Anne Goscinny : La consigne de l’éditeur est très claire : « Écrivez la lettre que vous n’avez jamais écrite ». L’exercice est en effet très particulier parce qu’il implique une intimité retrouvée avec le destinataire de la lettre mais aussi un effort très soutenu de négation, le temps d’une lettre, de la réalité. Cette intimité retrouvée n’est ni feinte ni artificielle. Aussi, quand l’écriture s’achève, quand la vie quotidienne reprend le pas sur ce curieux espace-temps qui s’est créé, tout paraît vide. Non pas triste mais sans saveur. Tiède. Fade.
A. G. : Je voulais être sincère. Mais au-delà de cette sincérité incontestable, je voulais offrir un témoignage aux enfants (même s’ils ont grandi !) qui ont vécu ce traumatisme. Je ne prétends pas que mon expérience du deuil a valeur de vérité universelle ! Non bien sûr ! Mais je pense qu’elle est classique, presque banale. Chercher à gommer le réel n’est pas un gage d’indifférence, au contraire. Cet amour-là est demeuré plus vivant que jamais. Mais pour survivre à cette disparition, il a fallu trouver des subterfuges. Le premier subterfuge a été mis en place à mon insu, plus précisément à l’insu de ma conscience, grâce au mécanisme bien connu des psychanalystes : le transfert. Oui, mais moi j’avais neuf ans et je ne comprenais absolument rien à ce qui se jouait là. La vie des enfants est bien faite : souffrir le moins possible, tout mettre en œuvre pour échapper au drame. Mon père n’a peut-être jamais été aussi vivant que mort. Car s’il avait vécu, l’adolescence nous aurait probablement éloignés l’un de l’autre… J’aurais eu ma vie… Bien sûr la gageure de cet exercice était de dire les choses sans fard. Écrire une lettre pour maquiller le manque, les sentiments, la colère n’avait pas d’intérêt.
A. G. : J’ai beaucoup souffert quand il est mort. Mais la suite n’a pas été simple non plus. Perdre quelqu’un d’aussi proche c’est faire l’expérience quotidienne et à chaque étape importante de l’existence du manque. C’est vrai, quand j’ai publié mon premier roman, son regard m’a manqué. Et quand sont nés mes enfants, Simon et Salomé, j’ai été ravagée qu’il ne soit pas à mes côtés pour se réjouir avec moi de ces deux miracles ! Et puis, il faut savoir une chose : Salomé lui ressemble beaucoup ! Ses fossettes ont sauté une génération et quand Salomé sourit, je revois mon père… Ce n’est jamais anodin. Mais vous savez, en vivant intensément comme je le fais, d’une certaine façon je lui raconte tous les jours ce que je fais. Tous les jours je le prends à témoin de mes doutes, de mes joies.

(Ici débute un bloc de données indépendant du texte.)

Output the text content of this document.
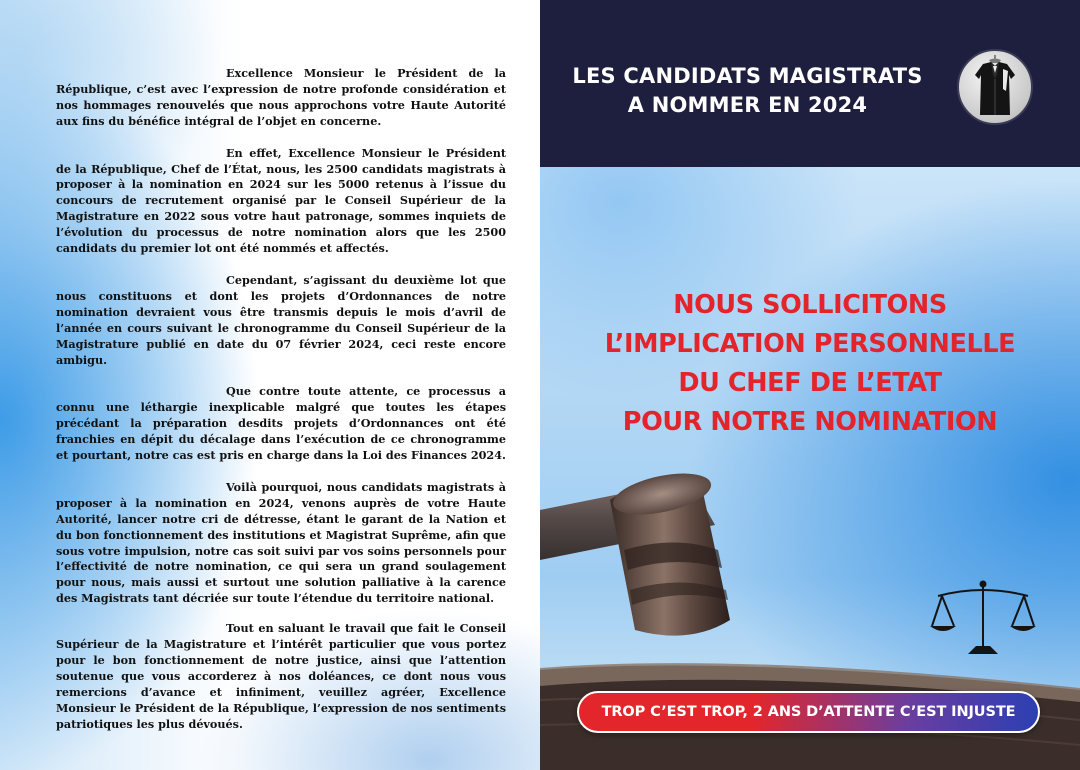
Excellence Monsieur le Président de la République, c’est avec l’expression de notre profonde considération et nos hommages renouvelés que nous approchons votre Haute Autorité aux fins du bénéfice intégral de l’objet en concerne.

En effet, Excellence Monsieur le Président de la République, Chef de l’État, nous, les 2500 candidats magistrats à proposer à la nomination en 2024 sur les 5000 retenus à l’issue du concours de recrutement organisé par le Conseil Supérieur de la Magistrature en 2022 sous votre haut patronage, sommes inquiets de l’évolution du processus de notre nomination alors que les 2500 candidats du premier lot ont été nommés et affectés.

Cependant, s’agissant du deuxième lot que nous constituons et dont les projets d’Ordonnances de notre nomination devraient vous être transmis depuis le mois d’avril de l’année en cours suivant le chronogramme du Conseil Supérieur de la Magistrature publié en date du 07 février 2024, ceci reste encore ambigu.

Que contre toute attente, ce processus a connu une léthargie inexplicable malgré que toutes les étapes précédant la préparation desdits projets d’Ordonnances ont été franchies en dépit du décalage dans l’exécution de ce chronogramme et pourtant, notre cas est pris en charge dans la Loi des Finances 2024.

Voilà pourquoi, nous candidats magistrats à proposer à la nomination en 2024, venons auprès de votre Haute Autorité, lancer notre cri de détresse, étant le garant de la Nation et du bon fonctionnement des institutions et Magistrat Suprême, afin que sous votre impulsion, notre cas soit suivi par vos soins personnels pour l’effectivité de notre nomination, ce qui sera un grand soulagement pour nous, mais aussi et surtout une solution palliative à la carence des Magistrats tant décriée sur toute l’étendue du territoire national.

Tout en saluant le travail que fait le Conseil Supérieur de la Magistrature et l’intérêt particulier que vous portez pour le bon fonctionnement de notre justice, ainsi que l’attention soutenue que vous accorderez à nos doléances, ce dont nous vous remercions d’avance et infiniment, veuillez agréer, Excellence Monsieur le Président de la République, l’expression de nos sentiments patriotiques les plus dévoués.

LES CANDIDATS MAGISTRATS
A NOMMER EN 2024
NOUS SOLLICITONS
L’IMPLICATION PERSONNELLE
DU CHEF DE L’ETAT
POUR NOTRE NOMINATION
TROP C’EST TROP, 2 ANS D’ATTENTE C’EST INJUSTE
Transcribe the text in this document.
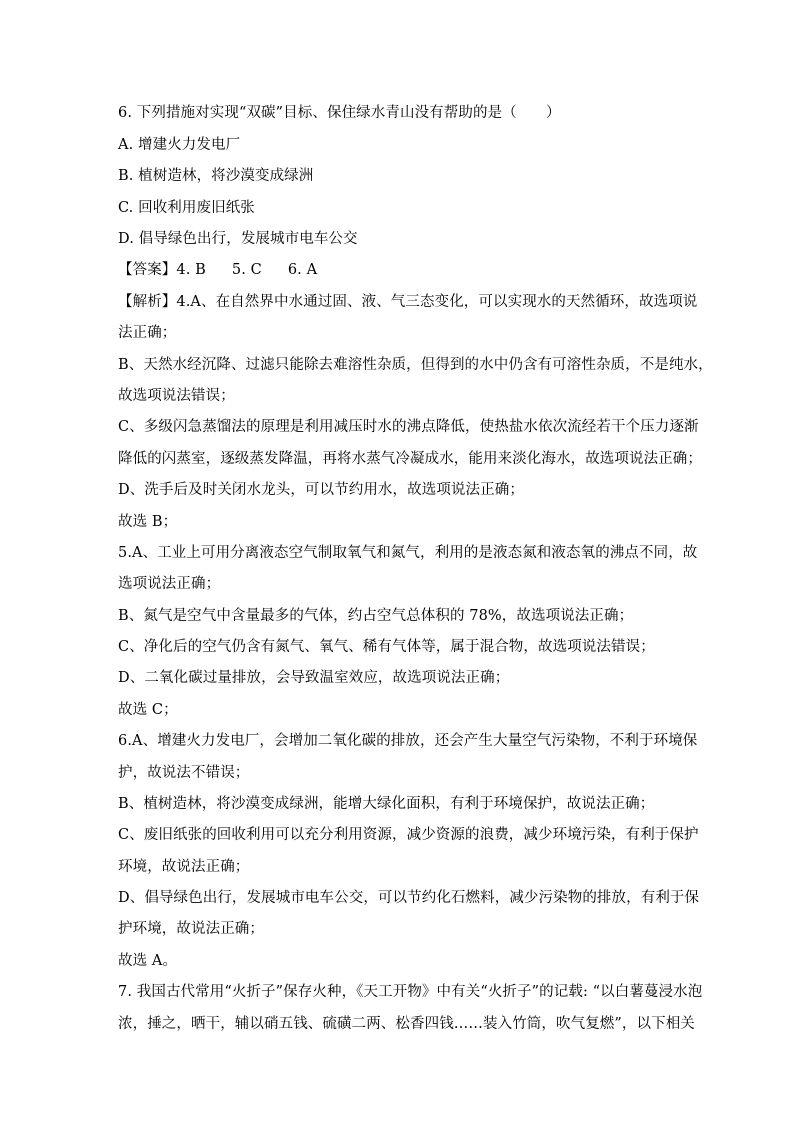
6. 下列措施对实现“双碳”目标、保住绿水青山没有帮助的是（　　）
A. 增建火力发电厂
B. 植树造林，将沙漠变成绿洲
C. 回收利用废旧纸张
D. 倡导绿色出行，发展城市电车公交
【答案】4. B 5. C 6. A
【解析】4.A、在自然界中水通过固、液、气三态变化，可以实现水的天然循环，故选项说
法正确；
B、天然水经沉降、过滤只能除去难溶性杂质，但得到的水中仍含有可溶性杂质，不是纯水，
故选项说法错误；
C、多级闪急蒸馏法的原理是利用减压时水的沸点降低，使热盐水依次流经若干个压力逐渐
降低的闪蒸室，逐级蒸发降温，再将水蒸气冷凝成水，能用来淡化海水，故选项说法正确；
D、洗手后及时关闭水龙头，可以节约用水，故选项说法正确；
故选 B；
5.A、工业上可用分离液态空气制取氧气和氮气，利用的是液态氮和液态氧的沸点不同，故
选项说法正确；
B、氮气是空气中含量最多的气体，约占空气总体积的 78%，故选项说法正确；
C、净化后的空气仍含有氮气、氧气、稀有气体等，属于混合物，故选项说法错误；
D、二氧化碳过量排放，会导致温室效应，故选项说法正确；
故选 C；
6.A、增建火力发电厂，会增加二氧化碳的排放，还会产生大量空气污染物，不利于环境保
护，故说法不错误；
B、植树造林，将沙漠变成绿洲，能增大绿化面积，有利于环境保护，故说法正确；
C、废旧纸张的回收利用可以充分利用资源，减少资源的浪费，减少环境污染，有利于保护
环境，故说法正确；
D、倡导绿色出行，发展城市电车公交，可以节约化石燃料，减少污染物的排放，有利于保
护环境，故说法正确；
故选 A。
7. 我国古代常用“火折子”保存火种，《天工开物》中有关“火折子”的记载: “以白薯蔓浸水泡
浓，捶之，晒干，辅以硝五钱、硫磺二两、松香四钱……装入竹筒，吹气复燃”，以下相关
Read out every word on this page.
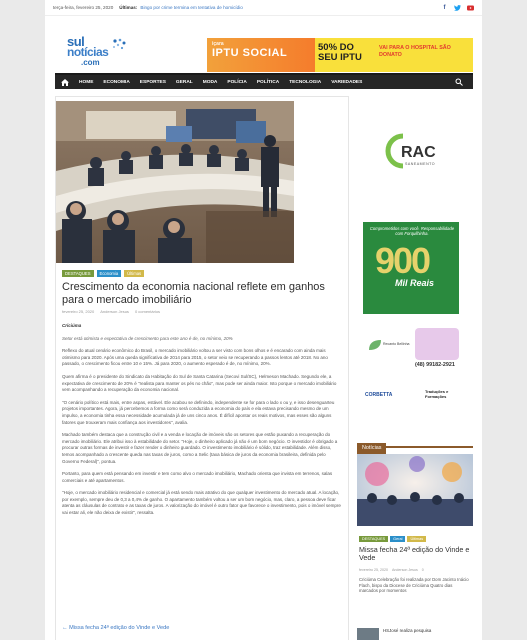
terça-feira, fevereiro 25, 2020 Últimas: Bingo por crime termina em tentativa de homicídio	f
sul
notícias
.com
içara
IPTU SOCIAL	50% DO SEU IPTU
VAI PARA O HOSPITAL SÃO DONATO
HOME	ECONOMIA	ESPORTES	GERAL	MODA	POLÍCIA	POLÍTICA	TECNOLOGIA	VARIEDADES
DESTAQUES	Economia	Últimas
Crescimento da economia nacional reflete em ganhos para o mercado imobiliário
fevereiro 25, 2020 Anderson Jesus 0 comentários

Criciúma

Setor está otimista e expectativa de crescimento para este ano é de, no mínimo, 20%

Reflexo do atual cenário econômico do Brasil, o mercado imobiliário voltou a ser visto com bons olhos e é encarado com ainda mais otimismo para 2020. Após uma queda significativa de 2014 para 2015, o setor veio se recuperando a passos lentos até 2018. No ano passado, o crescimento ficou entre 10 e 15%. Já para 2020, o aumento esperado é de, no mínimo, 20%.

Quem afirma é o presidente do Sindicato da Habitação do Sul de Santa Catarina (Secovi Sul/SC), Helmeson Machado. Segundo ele, a expectativa de crescimento de 20% é "realista para manter os pés no chão", mas pode ser ainda maior. Isto porque o mercado imobiliário vem acompanhando a recuperação da economia nacional.

"O cenário político está mais, entre aspas, estável. Ele acabou se definindo, independente se for para o lado x ou y, e isso desenguarteu projetos importantes. Agora, já percebemos a forma como será conduzida a economia do país e ela estava precisando mesmo de um impulso, a economia tinha essa necessidade acumulada já de uns cinco anos. É difícil apontar os reais motivos, mas esses são alguns fatores que trouxeram mais confiança aos investidores", avalia.

Machado também destaca que a construção civil e a venda e locação de imóveis são os setores que estão puxando a recuperação do mercado imobiliário. Ele atribui isso à estabilidade do setor. "Hoje, o dinheiro aplicado já não é um bom negócio. O investidor é obrigado a procurar outras formas de investir e fazer render o dinheiro guardado. O investimento imobiliário é sólido, traz estabilidade. Além disso, temos acompanhado a crescente queda nas taxas de juros, como a Selic (taxa básica de juros da economia brasileira, definida pelo Governo Federal)", pontua.

Portanto, para quem está pensando em investir e tem como alvo o mercado imobiliário, Machado orienta que invista em terrenos, salas comerciais e até apartamentos.

"Hoje, o mercado imobiliário residencial e comercial já está sendo mais atrativo do que qualquer investimento do mercado atual. A locação, por exemplo, sempre deu de 0,3 a 0,4% de ganho. O apartamento também voltou a ser um bom negócio, mas, claro, a pessoa deve ficar atenta as cláusulas de contrato e as taxas de juros. A valorização do imóvel é outro fator que favorece o investimento, pois o imóvel sempre vai estar ali, ele não deixa de existir", ressalta.

← Missa fecha 24ª edição do Vinde e Vede
RAC
SANEAMENTO
Comprometidos com você. Responsabilidade com Forquilhinha.
900
Mil Reais
Recanto Bellinha
(48) 99182-2921
CORBETTA
Traduções e Formações
Notícias
DESTAQUES	Geral	Últimas
Missa fecha 24ª edição do Vinde e Vede
fevereiro 25, 2020 Anderson Jesus 0
Criciúma Celebração foi realizada por Dom Jacinto Inácio Flach, bispo da Diocese de Criciúma Quatro dias marcados por momentos
HSJosé realiza pesquisa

A. G. : Cette lettre m’a aidée, peut-être. Mais ce n’était pas là sa vocation. Quand j’écris, même un texte aussi intime, je soigne mes mots, ce qui n’est pas incompatible avec la plus grande des sincérités. C’est un texte qui est public, et la moindre des preuves de respect pour les lecteurs est d’être élégante. Je ne crois pas, en ce qui me concerne du moins, à la fonction thérapeutique de l’écriture quand elle est destinée à être diffusée. Mais c’est là mon point de vue et je ne prétends pas faire l’unanimité. Ceci dit, cette lettre m’a permis de formuler des choses que je n’avais pas osé dire. Ce texte m’a aussi donné l’occasion de rendre hommage au génie de Brassens, à celui de Truffaut.
A. G. : Le deuil de mon père est unique dans mon histoire. Mais la vie de mon père est marquée, assombrie, par la Shoah. Il a perdu ses oncles, ses tantes, ses grands-parents. Certains ont été déportés et sont partis, sinistre précision, par le convoi n°1, d’autres sont morts dans le ghetto de Varsovie. À partir du jour où il est mort, oui j’ai eu l’impression d’être une survivante. Ne serait-ce qu’en regardant vivre ma mère qui n’a plus jamais été tout à fait de ce monde, par mimétisme, par désespoir.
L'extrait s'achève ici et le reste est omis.